Frank Shell

Personal information
- Full name: Francis Henry Shell
- Date of birth: 2 January 1912
- Place of birth: Hackney, London, England
- Date of death: 1988 (aged 75–76)
- Position: Centre forward

Senior career*
- Years: Team / Apps / (Gls)
- 1930–1936: Barking Town
- 1936–1937: Ford Sports
- 1937–1939: Aston Villa / 23 / (8)
- 1946: Birmingham City / 0 / (0)
- 1946–1947: Hereford United
- 1947–1948: Mansfield Town / 22 / (1)
- 1948: Stafford Rangers
- 1949: Hinckley Athletic
- Total:  / 45 / (9)

= Frank Shell =

English footballer

Francis Henry Shell (2 January 1912 – 1988) was an English professional footballer who played in the Football League for Aston Villa and Mansfield Town.

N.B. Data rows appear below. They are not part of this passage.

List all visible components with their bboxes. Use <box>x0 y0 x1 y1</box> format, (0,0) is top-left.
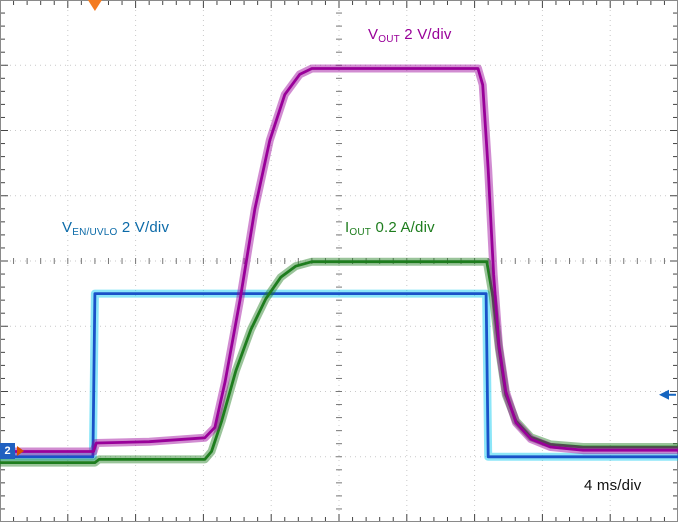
trace-vout <box>0 67 678 453</box>
timebase-label: 4 ms/div <box>584 477 642 494</box>
iout-label-subscript: OUT <box>349 227 372 238</box>
ven-label-scale: 2 V/div <box>117 219 170 236</box>
vout-label-scale: 2 V/div <box>399 26 452 43</box>
ven-uvlo-label: VEN/UVLO 2 V/div <box>62 219 169 238</box>
waveform-traces <box>0 64 678 467</box>
ven-label-subscript: EN/UVLO <box>72 227 118 238</box>
scope-markers <box>87 0 676 400</box>
iout-label: IOUT 0.2 A/div <box>345 219 435 238</box>
vout-label: VOUT 2 V/div <box>368 26 452 45</box>
iout-label-scale: 0.2 A/div <box>371 219 435 236</box>
trigger-level-arrow-icon <box>659 389 669 400</box>
channel2-ground-marker: 2 <box>0 443 24 459</box>
trigger-time-marker-icon <box>87 0 102 11</box>
ven-label-symbol: V <box>62 219 73 236</box>
iout-label-symbol: I <box>345 219 350 236</box>
vout-label-symbol: V <box>368 26 379 43</box>
trace-ven_uvlo <box>0 292 678 459</box>
vout-label-subscript: OUT <box>378 34 400 45</box>
channel2-badge: 2 <box>0 443 15 459</box>
channel2-ground-arrow-icon <box>17 446 24 456</box>
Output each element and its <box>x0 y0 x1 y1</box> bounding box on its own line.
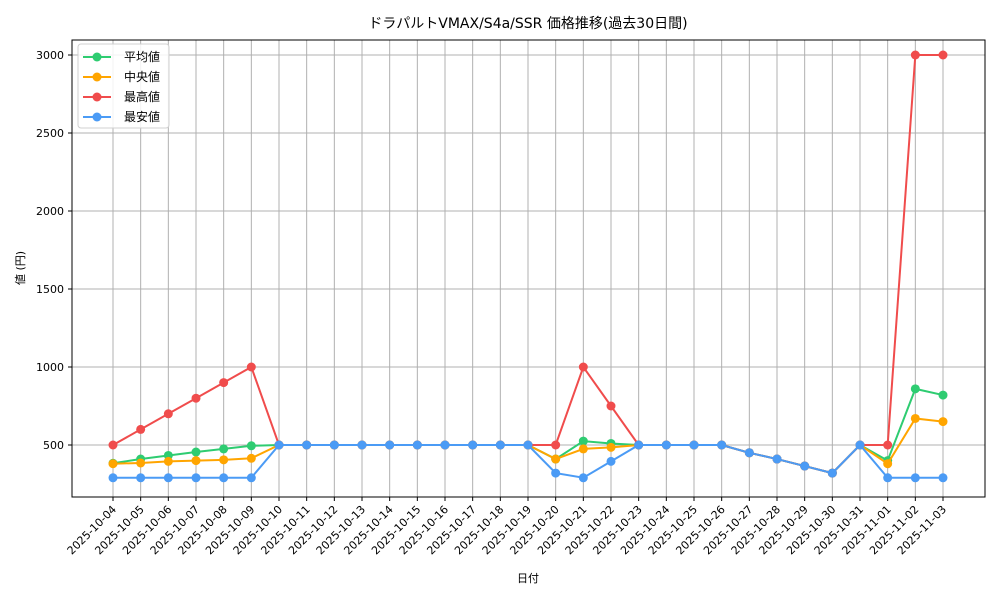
data-point <box>883 459 893 469</box>
data-point <box>578 362 588 372</box>
data-point <box>606 442 616 452</box>
data-point <box>551 454 561 464</box>
data-point <box>274 440 284 450</box>
data-point <box>938 417 948 427</box>
data-point <box>551 468 561 478</box>
data-point <box>938 473 948 483</box>
data-point <box>523 440 533 450</box>
x-axis-ticks: 2025-10-042025-10-052025-10-062025-10-07… <box>65 497 949 557</box>
data-point <box>246 362 256 372</box>
data-point <box>440 440 450 450</box>
y-axis-ticks: 500 1000 1500 2000 2500 3000 <box>36 49 72 452</box>
data-point <box>689 440 699 450</box>
data-point <box>551 440 561 450</box>
data-point <box>191 447 201 457</box>
data-point <box>385 440 395 450</box>
data-point <box>883 473 893 483</box>
legend-marker-icon <box>92 52 102 62</box>
y-tick-label: 2500 <box>36 127 64 140</box>
data-point <box>219 473 229 483</box>
grid-lines <box>72 40 985 497</box>
data-point <box>910 50 920 60</box>
data-point <box>163 409 173 419</box>
data-point <box>578 473 588 483</box>
data-point <box>246 453 256 463</box>
legend-box <box>77 43 170 129</box>
data-point <box>329 440 339 450</box>
y-tick-label: 1000 <box>36 361 64 374</box>
data-point <box>495 440 505 450</box>
data-point <box>163 456 173 466</box>
data-point <box>246 441 256 451</box>
data-point <box>717 440 727 450</box>
series-lines <box>108 50 948 483</box>
chart-title: ドラパルトVMAX/S4a/SSR 価格推移(過去30日間) <box>368 16 687 32</box>
data-point <box>136 424 146 434</box>
data-point <box>634 440 644 450</box>
data-point <box>246 473 256 483</box>
data-point <box>606 401 616 411</box>
series-3 <box>108 440 948 483</box>
data-point <box>910 473 920 483</box>
x-axis-label: 日付 <box>517 572 539 585</box>
data-point <box>108 459 118 469</box>
legend-marker-icon <box>92 112 102 122</box>
data-point <box>357 440 367 450</box>
data-point <box>412 440 422 450</box>
data-point <box>855 440 865 450</box>
data-point <box>191 473 201 483</box>
data-point <box>938 50 948 60</box>
y-tick-label: 1500 <box>36 283 64 296</box>
data-point <box>827 468 837 478</box>
data-point <box>219 455 229 465</box>
data-point <box>938 390 948 400</box>
legend-label: 最安値 <box>124 109 160 124</box>
data-point <box>191 393 201 403</box>
data-point <box>191 456 201 466</box>
y-axis-label: 値 (円) <box>14 251 27 285</box>
data-point <box>219 378 229 388</box>
data-point <box>744 448 754 458</box>
data-point <box>136 473 146 483</box>
data-point <box>772 454 782 464</box>
data-point <box>883 440 893 450</box>
y-tick-label: 500 <box>43 439 64 452</box>
legend-label: 最高値 <box>124 89 160 104</box>
y-tick-label: 2000 <box>36 205 64 218</box>
data-point <box>800 461 810 471</box>
data-point <box>163 473 173 483</box>
legend-label: 中央値 <box>124 69 160 84</box>
data-point <box>661 440 671 450</box>
legend-marker-icon <box>92 92 102 102</box>
data-point <box>910 384 920 394</box>
data-point <box>108 440 118 450</box>
y-tick-label: 3000 <box>36 49 64 62</box>
data-point <box>302 440 312 450</box>
data-point <box>136 458 146 468</box>
data-point <box>578 436 588 446</box>
data-point <box>910 413 920 423</box>
data-point <box>578 444 588 454</box>
data-point <box>468 440 478 450</box>
legend-marker-icon <box>92 72 102 82</box>
data-point <box>108 473 118 483</box>
data-point <box>606 456 616 466</box>
data-point <box>219 444 229 454</box>
legend-label: 平均値 <box>124 49 160 64</box>
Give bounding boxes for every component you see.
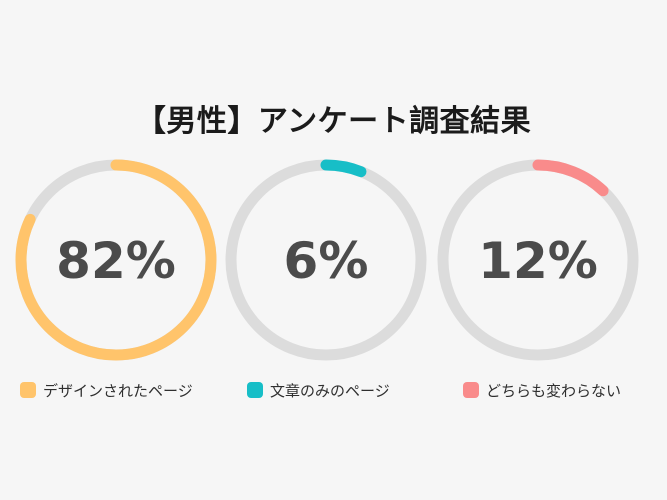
donut-text-only-page: 6% [225,159,427,361]
legend-item-text-only-page: 文章のみのページ [247,378,390,402]
legend-item-designed-page: デザインされたページ [20,378,193,402]
percent-label-designed-page: 82% [56,232,176,290]
donut-arc-text-only-page [225,159,427,361]
legend-swatch-text-only-page [247,382,263,398]
donut-designed-page: 82% [15,159,217,361]
donut-arc-no-difference [437,159,639,361]
legend-swatch-designed-page [20,382,36,398]
legend-label-designed-page: デザインされたページ [43,381,193,400]
donut-no-difference: 12% [437,159,639,361]
legend-label-text-only-page: 文章のみのページ [270,381,390,400]
legend-label-no-difference: どちらも変わらない [486,381,622,400]
legend-swatch-no-difference [463,382,479,398]
chart-title: 【男性】アンケート調査結果 [135,104,532,139]
percent-label-no-difference: 12% [478,232,598,290]
legend-item-no-difference: どちらも変わらない [463,378,621,402]
percent-label-text-only-page: 6% [284,232,369,290]
donut-arc-designed-page [15,159,217,361]
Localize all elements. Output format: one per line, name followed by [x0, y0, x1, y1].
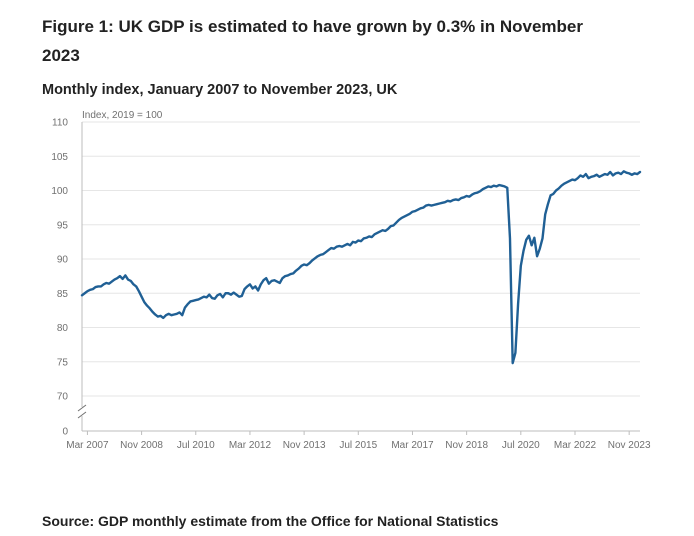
- x-tick-label: Jul 2010: [177, 440, 215, 451]
- series-line: [80, 170, 642, 365]
- y-tick-label: 75: [57, 357, 69, 368]
- x-tick-label: Mar 2007: [66, 440, 109, 451]
- y-tick-label: 80: [57, 323, 69, 334]
- x-tick-label: Jul 2015: [339, 440, 377, 451]
- axis-break-mark: [77, 411, 87, 419]
- line-chart: 110 105 100 95 90 85 80 75 70 0 Mar 2007 Nov 2008 J…: [51, 110, 651, 451]
- y-tick-label: 105: [51, 152, 68, 163]
- x-axis: Mar 2007 Nov 2008 Jul 2010 Mar 2012 Nov 2013…: [66, 431, 651, 451]
- y-tick-label: 85: [57, 289, 69, 300]
- y-tick-label: 110: [52, 118, 68, 129]
- chart-subtitle: Monthly index, January 2007 to November …: [42, 82, 398, 98]
- x-tick-label: Nov 2023: [608, 440, 651, 451]
- x-tick-label: Nov 2013: [283, 440, 326, 451]
- y-axis-unit-label: Index, 2019 = 100: [82, 110, 163, 121]
- y-axis: 110 105 100 95 90 85 80 75 70 0: [51, 118, 87, 438]
- gridlines: [82, 121, 640, 432]
- y-tick-label: 70: [57, 392, 69, 403]
- x-tick-label: Mar 2012: [229, 440, 272, 451]
- y-tick-label: 90: [57, 255, 69, 266]
- x-tick-label: Jul 2020: [502, 440, 540, 451]
- chart-title: Figure 1: UK GDP is estimated to have gr…: [42, 17, 583, 65]
- source-note: Source: GDP monthly estimate from the Of…: [42, 513, 499, 529]
- x-tick-label: Nov 2008: [120, 440, 163, 451]
- axis-break-mark: [77, 404, 87, 412]
- x-tick-label: Mar 2017: [391, 440, 434, 451]
- x-tick-label: Mar 2022: [554, 440, 597, 451]
- y-tick-label: 100: [51, 186, 68, 197]
- series-group: [80, 170, 642, 365]
- x-tick-label: Nov 2018: [445, 440, 488, 451]
- y-tick-label: 0: [62, 427, 68, 438]
- y-tick-label: 95: [57, 220, 69, 231]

Shell's career was interrupted by the outbreak of World War II. In September 1939, he played in the Villa Reserves last pre-war game at home to Derby County. On 4th September the Government announced a ban on Sport to prevent crowds gathering. Villa's League match away to Wolves was one of over thirty mid-week League fixtures called-off. Villa Park found itself in an evacuation district designated under the British Government's civilian evacuation scheme. The Police Chief Constable of Birmingham, C.C.H Moriarty, intimated that he would not sanction football matches within the city of Birmingham. The Football League's Scheme for War-time football proposed to limit gates to 8,000 in evacuation areas. With their large overheads, the directors of Aston Villa and Sunderland announced their intention to close down. The manager and players were paid off whilst Villa Park was commandeered by the War Office.